Question

A uniform electric field of $100\text{V/m}$ is directed at ${30}^{\circ }$ with the positive $\text{x-}$axis as shown in figure. Find the potential difference $V_{BA}$ if $\text{OA}=2\text{m}$ and $\text{OB}=4\text{m}$.

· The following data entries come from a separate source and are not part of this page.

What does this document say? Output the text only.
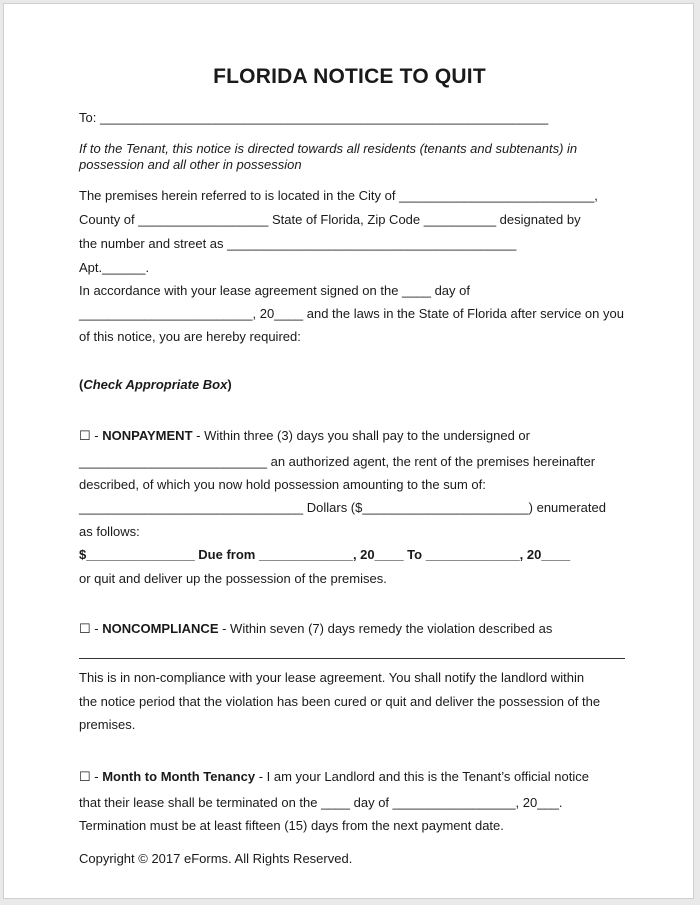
FLORIDA NOTICE TO QUIT
To: ______________________________________________________________
If to the Tenant, this notice is directed towards all residents (tenants and subtenants) in
possession and all other in possession
The premises herein referred to is located in the City of ___________________________,
County of __________________ State of Florida, Zip Code __________ designated by
the number and street as ________________________________________
Apt.______.
In accordance with your lease agreement signed on the ____ day of
________________________, 20____ and the laws in the State of Florida after service on you
of this notice, you are hereby required:
(Check Appropriate Box)
☐ - NONPAYMENT - Within three (3) days you shall pay to the undersigned or
__________________________ an authorized agent, the rent of the premises hereinafter
described, of which you now hold possession amounting to the sum of:
_______________________________ Dollars ($_______________________) enumerated
as follows:
$_______________ Due from _____________, 20____ To _____________, 20____
or quit and deliver up the possession of the premises.
☐ - NONCOMPLIANCE - Within seven (7) days remedy the violation described as
This is in non-compliance with your lease agreement. You shall notify the landlord within
the notice period that the violation has been cured or quit and deliver the possession of the
premises.
☐ - Month to Month Tenancy - I am your Landlord and this is the Tenant’s official notice
that their lease shall be terminated on the ____ day of _________________, 20___.
Termination must be at least fifteen (15) days from the next payment date.
Copyright © 2017 eForms. All Rights Reserved.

• A. $50(2+\sqrt{3})\text{V}$
• B. $-200(2+\sqrt{3})\text{V}$
• C. $-100(2+\sqrt{3})\text{V}$
• D. $-300(2+\sqrt{3})\text{V}$

Answer 1

The correct option is C $-100(2+\sqrt{3})\text{V}$

$\text{Method 1:}$
The given electric field in vector form can be written as
$\overrightarrow{E}=(100\cos {30}^{\circ }\hat{i}+100\sin {30}^{\circ }\hat{j})\text{V/m}$

$\therefore \overrightarrow{E}=(50\sqrt{3}\hat{i}+50\hat{j})\text{V/m}$

Given points, $A=(-2,0,0)\text{m}$
and $B=(0,4,0)\text{m}$

We know that,
$V_{BA}=V_B-V_A=-{\int }_A^{B}E.dr$

Now, substituting the values,

$\Rightarrow V_{BA}=-{\int }_{(-2,0,0)}^{(0,4,0)}(50\sqrt{3}\hat{i}+50\hat{j}).(dx\hat{i}+dy\hat{j}+dz\hat{k})$

$\Rightarrow V_{BA}=-{[50\sqrt{3}x+50y]}_{(-2,0,0)}^{(0,4,0)}$

$\Rightarrow V_{BA}=-\left[50\sqrt{3}\right(0-(-2))+50(4-0\left)\right]\text{V}$

$\therefore V_{BA}=-100(\sqrt{3}+2)\text{V}$

$\text{Method 2:}$
We can also use, $V_B-V_A=-E.d_{AB}$

with the view that $V_A>V_B$ or $V_B-V_A$ will be negative.

From figure,

$d_{AB}=OA\cos {30}^{\circ }+OB\sin {30}^{\circ }$

$\therefore d_{AB}=2\times \frac{\sqrt{3}}{2}+4\times \frac{1}{2}=(\sqrt{3}+2)$

$\therefore V_B-V_A=-E{d}_{AB}=-100(2+\sqrt{3})$

Hence, option (c) is correct answer.